Thales tem pendor para o pensamento clássico, mas por causa do avô que esbanjara fortuna, precisa ter vida mais prática, passando por academias militares, redutos de classe média baixa. Daí nasce o seu gosto pelos cavalos, única lembrança aprazível dos tempos de cavalaria. Por isso, Thales não tem a oportunidade de conhecer a história da família. Pouco antes de morrer, de uma queda da escada, a matriarca Laurinda chama Thales e lhe mostra um baú, onde guarda suas lembranças e lhe faz revelações pessoais, terminando com Maria Clara, que carrega a maldição da família, a loucura. Thales, no entanto, por não ser Lima Prado, estaria livre do estigma porque traz o sangue Montílio e Mitry. Mas a avó mente, pois através da carta de Luiza Montílio, sua suposta mãe, Lima Prado descobre a verdade sobre seu nascimento. Ele é realmente filho de Fernando com sua irmã Maria Clara, a louca que ficava presa no porão, sendo, portanto, fruto de um incesto. A questão da herança familiar volta, e Thales começa a acreditar que é o grande herdeiro da loucura familiar.

Lima Prado fazia questão de assinalar que não era nazista, mas Hiltler poderia ter sido o maior homem do século XX. Isso estava começando a ser reconhecido pela humanidade, lentamente, apesar de esforços que os "judeus e seus aliados dos dois lados, plutocratas e comunistas, faziam para que a memória do grande alemão continuasse a ser execrada através de campanhas permanentes de difamação e calúnia."
(Nesta parte dos Cadernos estava grafado, em letras de imprensa: O IMPORTANTE NÃO PELA VERDADE, MAS O SÍMBOLO, ARRAS. A tinta usada era a azul, indicativa dos assuntos da família. No início entendi que a frase significava que ele encarava a loucura da mãe apenas como um fato e não como uma "senha", mas depois achei exatamente o contrário. A loucura da mãe teria sido interpretada por Lima Prado como um sinal de garantia de um contrato pignoratício - o penhor da liberdade; a liberdade trocada pela sanidade. Era um raciocínio tortuoso e obscuro, o dele. E o meu.)

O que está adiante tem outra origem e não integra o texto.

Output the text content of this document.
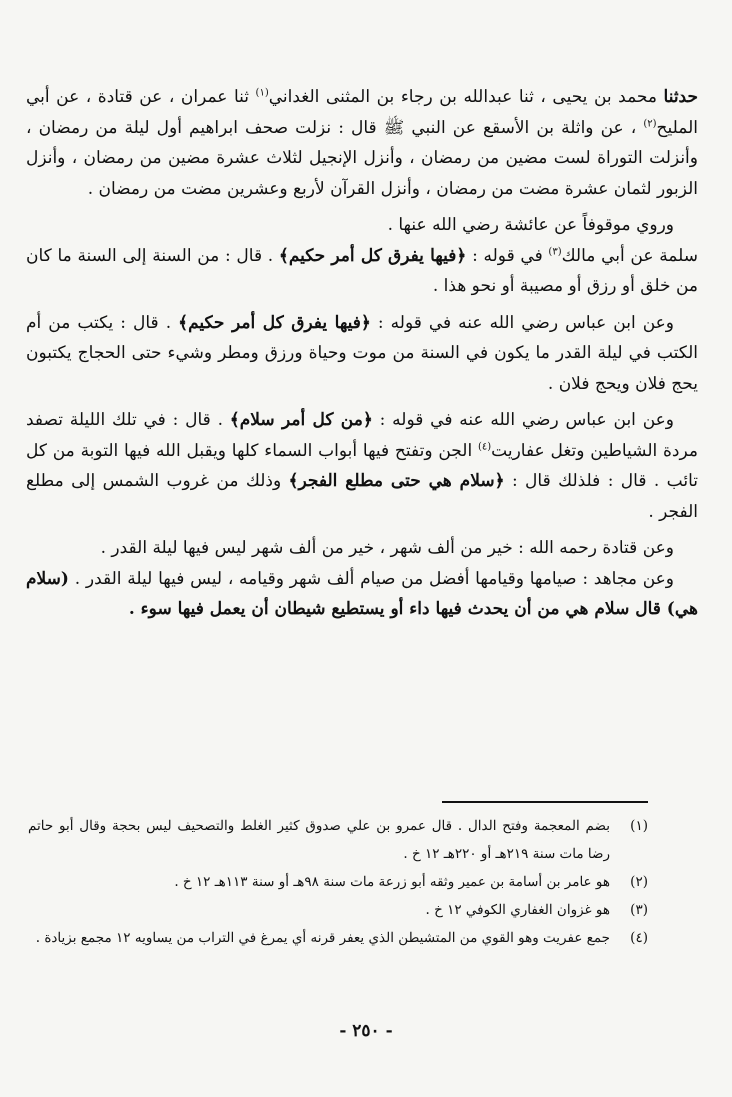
حدثنا محمد بن يحيى ، ثنا عبدالله بن رجاء بن المثنى الغداني$^{(١)}$ ثنا عمران ، عن قتادة ، عن أبي المليح$^{(٢)}$ ، عن واثلة بن الأسقع عن النبي ﷺ قال : نزلت صحف ابراهيم أول ليلة من رمضان ، وأنزلت التوراة لست مضين من رمضان ، وأنزل الإنجيل لثلاث عشرة مضين من رمضان ، وأنزل الزبور لثمان عشرة مضت من رمضان ، وأنزل القرآن لأربع وعشرين مضت من رمضان .

وروي موقوفاً عن عائشة رضي الله عنها .

سلمة عن أبي مالك$^{(٣)}$ في قوله : ﴿فيها يفرق كل أمر حكيم﴾ . قال : من السنة إلى السنة ما كان من خلق أو رزق أو مصيبة أو نحو هذا .

وعن ابن عباس رضي الله عنه في قوله : ﴿فيها يفرق كل أمر حكيم﴾ . قال : يكتب من أم الكتب في ليلة القدر ما يكون في السنة من موت وحياة ورزق ومطر وشيء حتى الحجاج يكتبون يحج فلان ويحج فلان .

وعن ابن عباس رضي الله عنه في قوله : ﴿من كل أمر سلام﴾ . قال : في تلك الليلة تصفد مردة الشياطين وتغل عفاريت$^{(٤)}$ الجن وتفتح فيها أبواب السماء كلها ويقبل الله فيها التوبة من كل تائب . قال : فلذلك قال : ﴿سلام هي حتى مطلع الفجر﴾ وذلك من غروب الشمس إلى مطلع الفجر .

وعن قتادة رحمه الله : خير من ألف شهر ، خير من ألف شهر ليس فيها ليلة القدر .

وعن مجاهد : صيامها وقيامها أفضل من صيام ألف شهر وقيامه ، ليس فيها ليلة القدر . (سلام هي) قال سلام هي من أن يحدث فيها داء أو يستطيع شيطان أن يعمل فيها سوء .

(١)
بضم المعجمة وفتح الدال . قال عمرو بن علي صدوق كثير الغلط والتصحيف ليس بحجة وقال أبو حاتم رضا مات سنة ٢١٩هـ أو ٢٢٠هـ ١٢ خ .
(٢)
هو عامر بن أسامة بن عمير وثقه أبو زرعة مات سنة ٩٨هـ أو سنة ١١٣هـ ١٢ خ .
(٣)
هو غزوان الغفاري الكوفي ١٢ خ .
(٤)
جمع عفريت وهو القوي من المتشيطن الذي يعفر قرنه أي يمرغ في التراب من يساويه ١٢ مجمع بزيادة .
- ٢٥٠ -
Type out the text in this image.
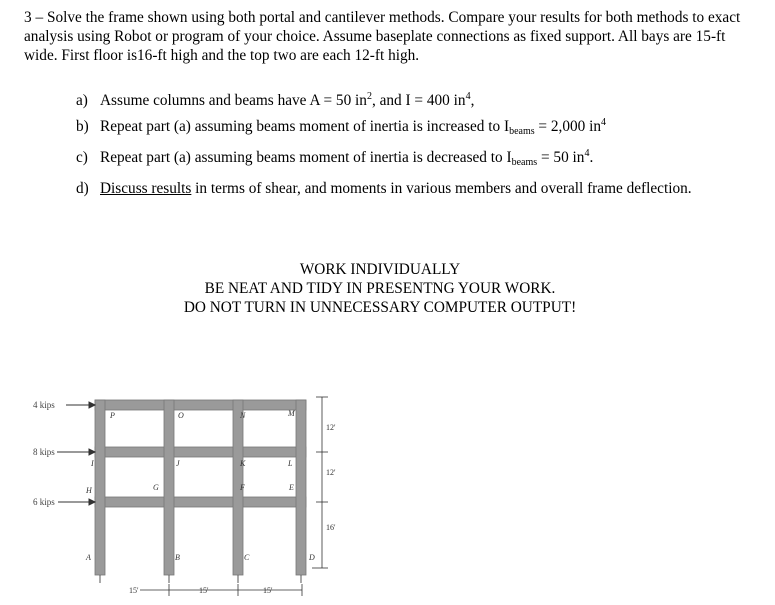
3 – Solve the frame shown using both portal and cantilever methods. Compare your results for both methods to exact analysis using Robot or program of your choice. Assume baseplate connections as fixed support. All bays are 15-ft wide. First floor is16-ft high and the top two are each 12-ft high.
a) Assume columns and beams have A = 50 $in^2$, and I = 400 $in^4$,
b) Repeat part (a) assuming beams moment of inertia is increased to $I_{beams} = 2,000$ $in^4$
c) Repeat part (a) assuming beams moment of inertia is decreased to $I_{beams} = 50$ $in^4$.
d) Discuss results in terms of shear, and moments in various members and overall frame deflection.
WORK INDIVIDUALLY
BE NEAT AND TIDY IN PRESENTNG YOUR WORK.
DO NOT TURN IN UNNECESSARY COMPUTER OUTPUT!
4 kips
8 kips
6 kips
P	O	N	M
I	J	K	L
H	G	F	E
A	B	C	D
12'
12'
16'
15'	15'	15'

Os dados da árvore genealógica da família Prado estão desenhados nos Cadernos, mas, por algum motivo, nunca colocava Maria Clara como sua mãe.

Remexendo as coisas do quarto da avó, Lima Prado encontra os documentos do asilo e descobre que a mãe ainda está viva e chega a visitá-la no sanatório. Após os incidentes que provocam a morte de Hermes, Lima Prado, profundamente abalado, suicida-se. É encontrado quase morto pelo motorista, o Capitão Virgulino.

Quando chegou em casa, foi procurar o chefe para dizer que havia "entregue a moça". Encontrou-o caído no quarto, segurando a Roderick Caribou Chappel, a lâmina cravada na axila esquerda. Lima Prado ainda estava vivo, porém inconsciente, e sangrava abundantemente. Apesar do seu desespero, o Capitão Virgulino conseguiu ligar para o Hospital Miguel Couto, mas quando a ambulância chegou, Lima Prado estava morto.
Raul foi avisado e chegou à casa da Gávea Pequena depois que a perícia já fizera seu trabalho e o corpo fora removido para o Instituto Médico Legal.
Os Cadernos sobre uma mesa, na cozinha, ao lado de uma garrafa de álcool. Lima Prado havia planejado queimar os cadernos, mas por qualquer motivo, não conseguira fazê-lo.